Mais ce jour là, point d'attroupement et donc point d'acheteurs. Mon oncle déçu alla aux nouvelles sur la place Thagaste et il apprit que l'un de ses clients, qui avait oublié de rentrer la cage lors du violent orage de la veille avait trouvé ses oiseaux décolorés par la pluie. tout Souk-Ahras était au courant et mon oncle avait beau jurer que ses oiseaux avaient été importés de pays où jamais il ne pleut, rien n'y fit pour enrayer la rumeur publique. Il osa même proposer de vendre la deuxième volée d'oiseaux qu'il venait de peindre, dans des cages où une étiquette indiquait "craint l'eau et l'humidité".

Hélas, les clients n'étaient plus dupes et les oiseaux invendus, une fois mis en liberté, s'envolèrent rejoindre leurs familles qui les reçurent comme des étrangers ... jusqu'à la prochaine pluie.

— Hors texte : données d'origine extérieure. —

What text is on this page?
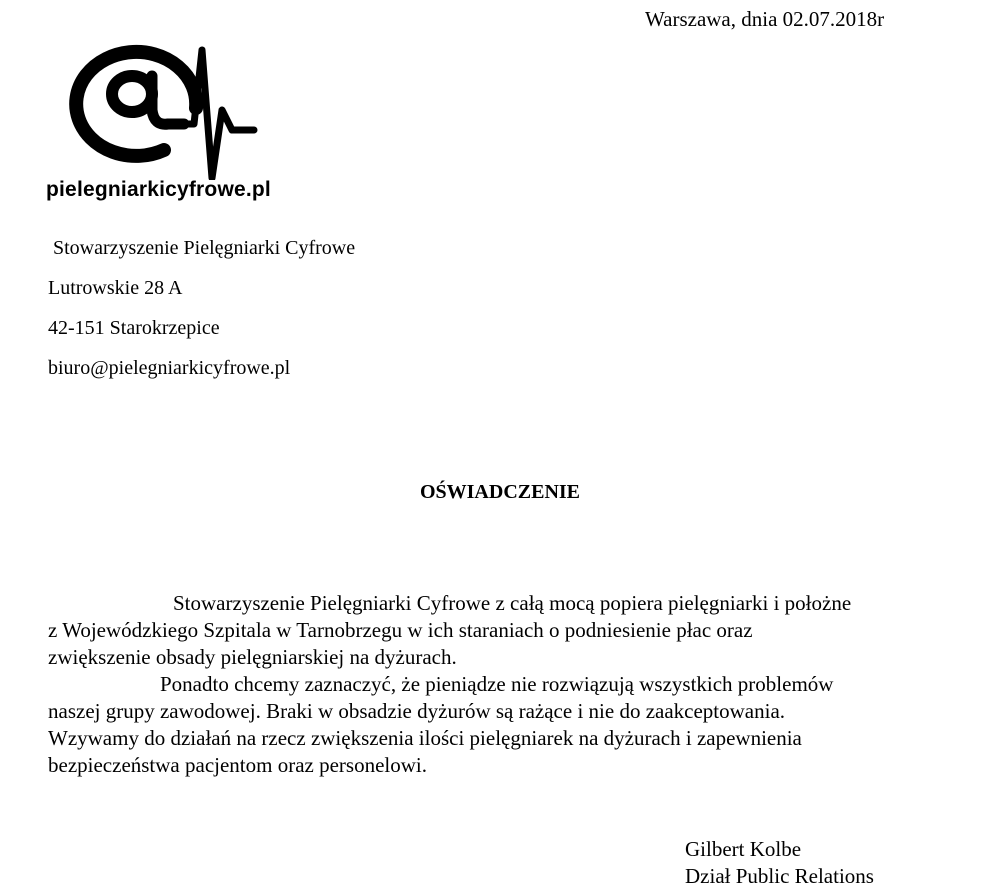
Warszawa, dnia 02.07.2018r
pielegniarkicyfrowe.pl
Stowarzyszenie Pielęgniarki Cyfrowe
Lutrowskie 28 A
42-151 Starokrzepice
biuro@pielegniarkicyfrowe.pl
OŚWIADCZENIE
Stowarzyszenie Pielęgniarki Cyfrowe z całą mocą popiera pielęgniarki i położne
z Wojewódzkiego Szpitala w Tarnobrzegu w ich staraniach o podniesienie płac oraz
zwiększenie obsady pielęgniarskiej na dyżurach.
Ponadto chcemy zaznaczyć, że pieniądze nie rozwiązują wszystkich problemów
naszej grupy zawodowej. Braki w obsadzie dyżurów są rażące i nie do zaakceptowania.
Wzywamy do działań na rzecz zwiększenia ilości pielęgniarek na dyżurach i zapewnienia
bezpieczeństwa pacjentom oraz personelowi.
Gilbert Kolbe
Dział Public Relations
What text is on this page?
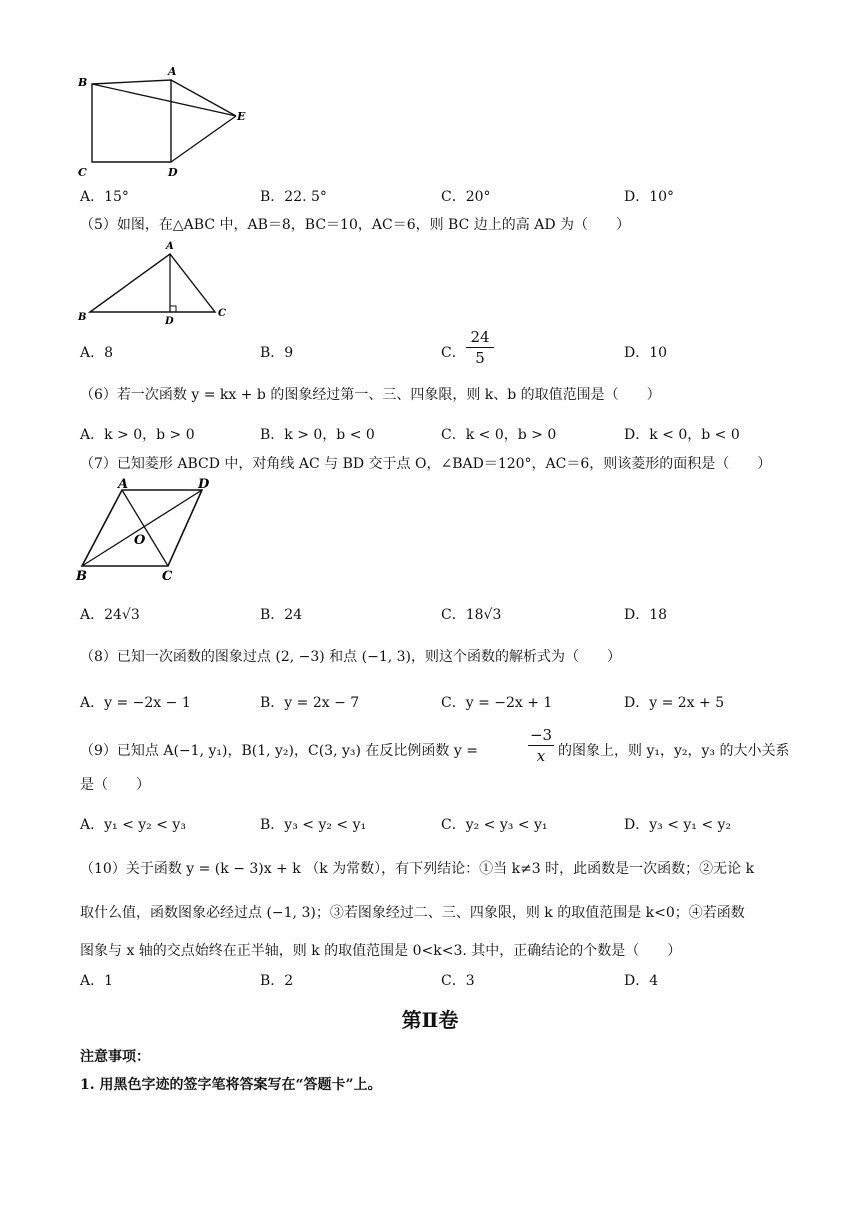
B
A
E
C	D
A．15°	B．22. 5°	C．20°	D．10°
（5）如图，在△ABC 中，AB＝8，BC＝10，AC＝6，则 BC 边上的高 AD 为（　　）
A
B	D
C
A．8	B．9	C．
24
5	D．10
（6）若一次函数 y = kx + b 的图象经过第一、三、四象限，则 k、b 的取值范围是（　　）
A．k > 0，b > 0	B．k > 0，b < 0	C．k < 0，b > 0	D．k < 0，b < 0
（7）已知菱形 ABCD 中，对角线 AC 与 BD 交于点 O，∠BAD＝120°，AC＝6，则该菱形的面积是（　　）
A	D
O
B	C
A．24√3	B．24	C．18√3	D．18
（8）已知一次函数的图象过点 (2, −3) 和点 (−1, 3)，则这个函数的解析式为（　　）
A．y = −2x − 1	B．y = 2x − 7	C．y = −2x + 1	D．y = 2x + 5
（9）已知点 A(−1, y₁)，B(1, y₂)，C(3, y₃) 在反比例函数 y =
−3
x 的图象上，则 y₁，y₂，y₃ 的大小关系
是（　　）
A．y₁ < y₂ < y₃	B．y₃ < y₂ < y₁	C．y₂ < y₃ < y₁	D．y₃ < y₁ < y₂
（10）关于函数 y = (k − 3)x + k （k 为常数），有下列结论：①当 k≠3 时，此函数是一次函数；②无论 k
取什么值，函数图象必经过点 (−1, 3)；③若图象经过二、三、四象限，则 k 的取值范围是 k<0；④若函数
图象与 x 轴的交点始终在正半轴，则 k 的取值范围是 0<k<3. 其中，正确结论的个数是（　　）
A．1	B．2	C．3	D．4
第Ⅱ卷
注意事项：
1. 用黑色字迹的签字笔将答案写在“答题卡”上。
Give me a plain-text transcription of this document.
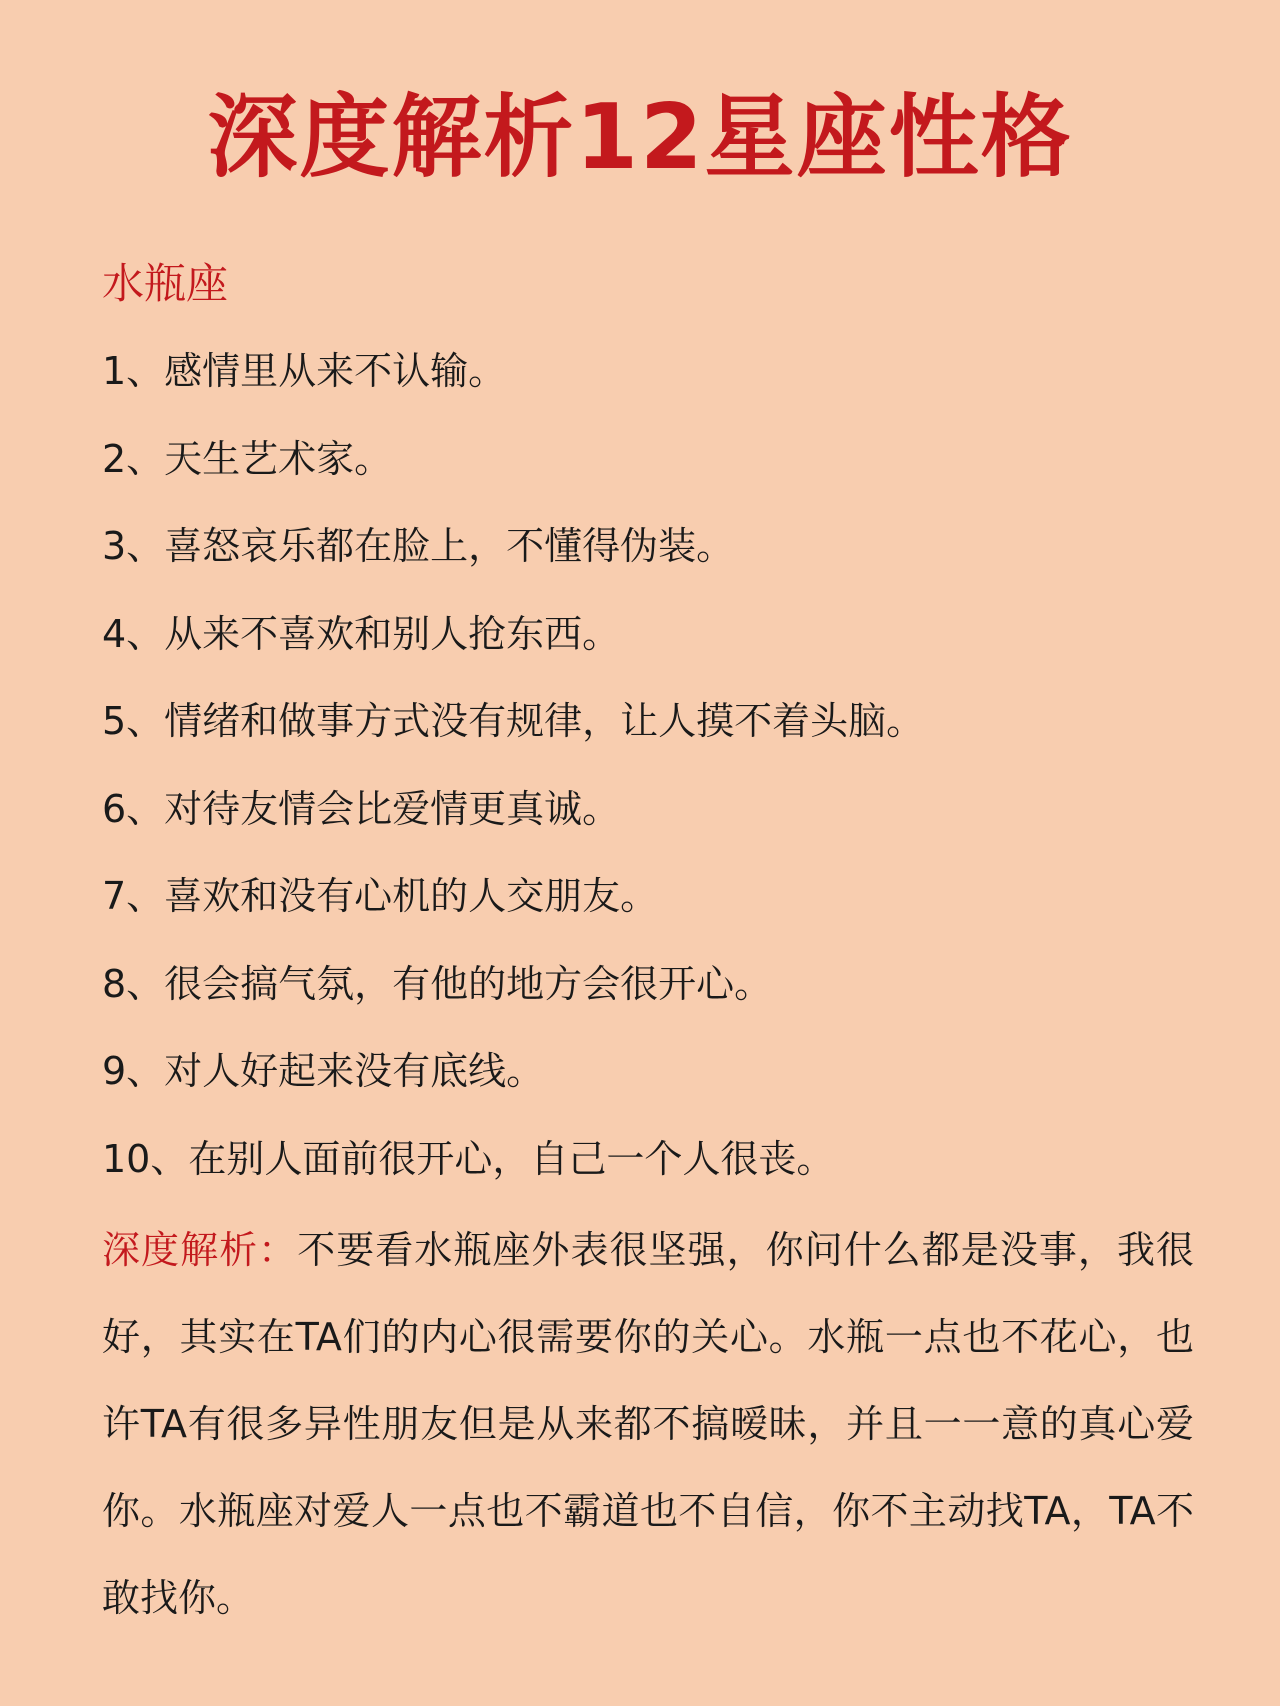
深度解析12星座性格
水瓶座
1、感情里从来不认输。
2、天生艺术家。
3、喜怒哀乐都在脸上，不懂得伪装。
4、从来不喜欢和别人抢东西。
5、情绪和做事方式没有规律，让人摸不着头脑。
6、对待友情会比爱情更真诚。
7、喜欢和没有心机的人交朋友。
8、很会搞气氛，有他的地方会很开心。
9、对人好起来没有底线。
10、在别人面前很开心，自己一个人很丧。

深度解析：不要看水瓶座外表很坚强，你问什么都是没事，我很好，其实在TA们的内心很需要你的关心。水瓶一点也不花心，也许TA有很多异性朋友但是从来都不搞暧昧，并且一一意的真心爱你。水瓶座对爱人一点也不霸道也不自信，你不主动找TA，TA不敢找你。
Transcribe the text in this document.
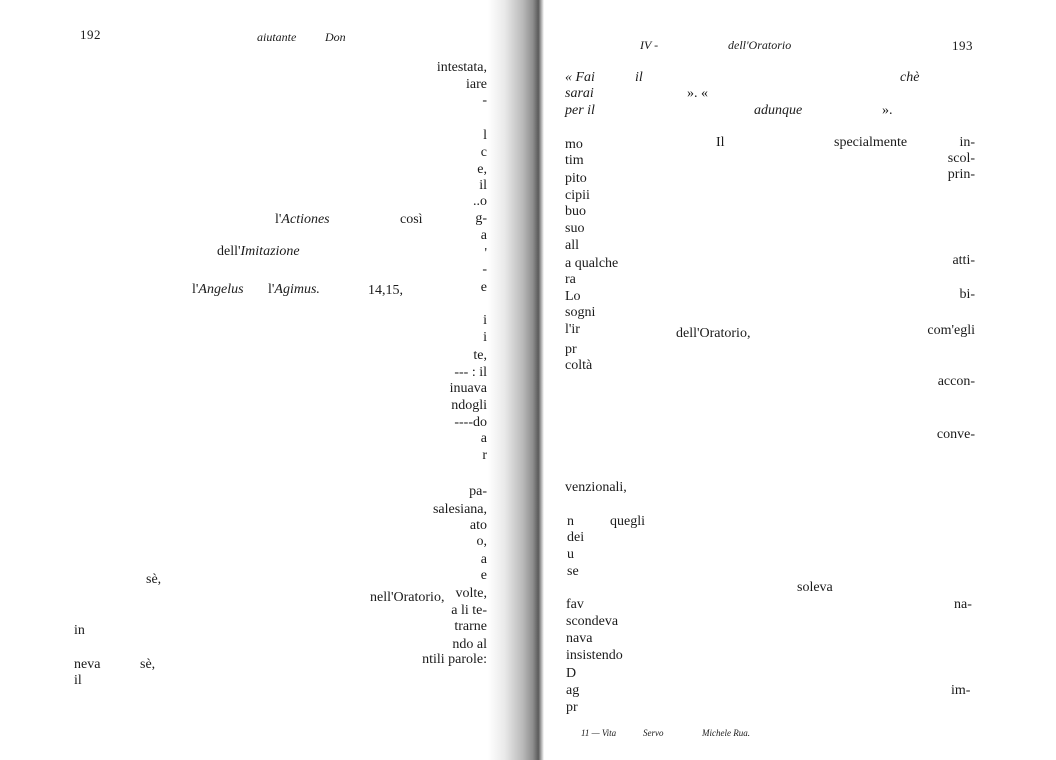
192	aiutante Don
intestata,
iare
-
l
c
e,
il
..o
g-
a
'
-
e
i
i
te,
--- : il
inuava
ndogli
----do
a
r
pa-
salesiana,
ato
o,
a
e
volte,
a li te-
trarne
ndo al
ntili parole:
l'Actiones	così
dell'Imitazione
l'Angelus l'Agimus.	14,15,
sè,
nell'Oratorio,
in
neva	sè,
il
IV -	dell'Oratorio	193
« Fai	il	chè
sarai	». «
per il	adunque	».
mo
tim
pito
cipii
buo
suo
all
a qualche
ra
Lo
sogni
l'ir
pr
coltà
in-
scol-
prin-
atti-
bi-
com'egli
accon-
conve-
Il	specialmente
dell'Oratorio,
venzionali,
n	quegli
dei
u
se
soleva
na-
im-
fav
scondeva
nava
insistendo
D
ag
pr
11 — Vita	Servo	Michele Rua.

Et puis, survint le 1er novembre 1954, date à partir de laquelle l'oncle cessa de voyager en train car la ligne Bône--Souk-Ahras n'était plus sûre.
La vie à Souk-Ahras devenait de plus en plus triste et dangereuse. ne pouvant plus pratiquer ses loisirs favoris, la pêche et la capture d'oiseaux, l'oncle prit sa retraite et partit un jour de 1955, avec son épouse, vers les cieux plus cléments de cette bonne ville d'Aix en Provence.

Un matin froid de 1970, il nous a brusquement quitté. Il repose aujourd'hui au cimetière de Luynes près d'Aix en Provence, dans cette terre de France si accueillante mais où les poissons des rivières ne savent même pas lire l'heure et où les oiseaux ont toujours la même couleur.

Cet article a été écrit en souvenir de mon oncle Georges Borg. C'était un farceur et surtout un conteur intarissable d'histoires de là-bas.
Tous les faits racontés dans cet article ne sont pas des affabulations : ils se sont vraiment passés à Souk-Ahras.